Mobile device security

Cybercriminals are increasingly targeting mobile devices and apps. Within the next 3 years, 90 percent of IT organizations may support corporate applications on personal mobile devices. Of course, you need to control which devices can access your network. You will also need to configure their connections to keep network traffic private.

Network Segmentation

Software-defined segmentation puts network traffic into different classifications and makes enforcing security policies easier. Ideally, the classifications are based on endpoint identity, not mere IP addresses. You can assign access rights based on role, location, and more so that the right level of access is given to the right people and suspicious devices are contained and remediated.
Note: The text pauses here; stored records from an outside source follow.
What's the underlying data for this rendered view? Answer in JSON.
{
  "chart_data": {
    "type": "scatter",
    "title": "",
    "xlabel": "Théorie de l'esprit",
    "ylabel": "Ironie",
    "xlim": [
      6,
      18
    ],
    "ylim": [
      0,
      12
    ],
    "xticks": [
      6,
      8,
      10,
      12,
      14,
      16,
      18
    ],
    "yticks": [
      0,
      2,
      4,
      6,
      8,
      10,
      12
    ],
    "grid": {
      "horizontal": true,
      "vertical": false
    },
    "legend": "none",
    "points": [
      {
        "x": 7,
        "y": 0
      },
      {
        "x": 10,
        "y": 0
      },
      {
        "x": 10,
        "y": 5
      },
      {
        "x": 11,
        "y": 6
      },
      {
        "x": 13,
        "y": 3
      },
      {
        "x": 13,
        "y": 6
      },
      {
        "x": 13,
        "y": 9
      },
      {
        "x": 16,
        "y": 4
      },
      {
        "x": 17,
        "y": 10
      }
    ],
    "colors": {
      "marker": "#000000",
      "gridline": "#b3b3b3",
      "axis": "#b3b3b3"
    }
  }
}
Security information and event management

SIEM products pull together the information that your security staff needs to identify and respond to threats. These products come in various forms, including physical and virtual appliances and server software.

VPN

A virtual private network encrypts the connection from an endpoint to a network, often over the Internet. Typically, a remote-access VPN uses IPsec or Secure Sockets Layer to authenticate the communication between device and network.

Web security

A web security solution will control your staff’s web use, block web-based threats, and deny access to malicious websites. It will protect your web gateway on site or in the cloud. "Web security" also refers to the steps you take to protect your own website.

Wireless security

Wireless networks are not as secure as wired ones. Without stringent security measures, installing a wireless LAN can be like putting Ethernet ports everywhere, including the parking lot. To prevent an exploit from taking hold, you need products specifically designed to protect a wireless network.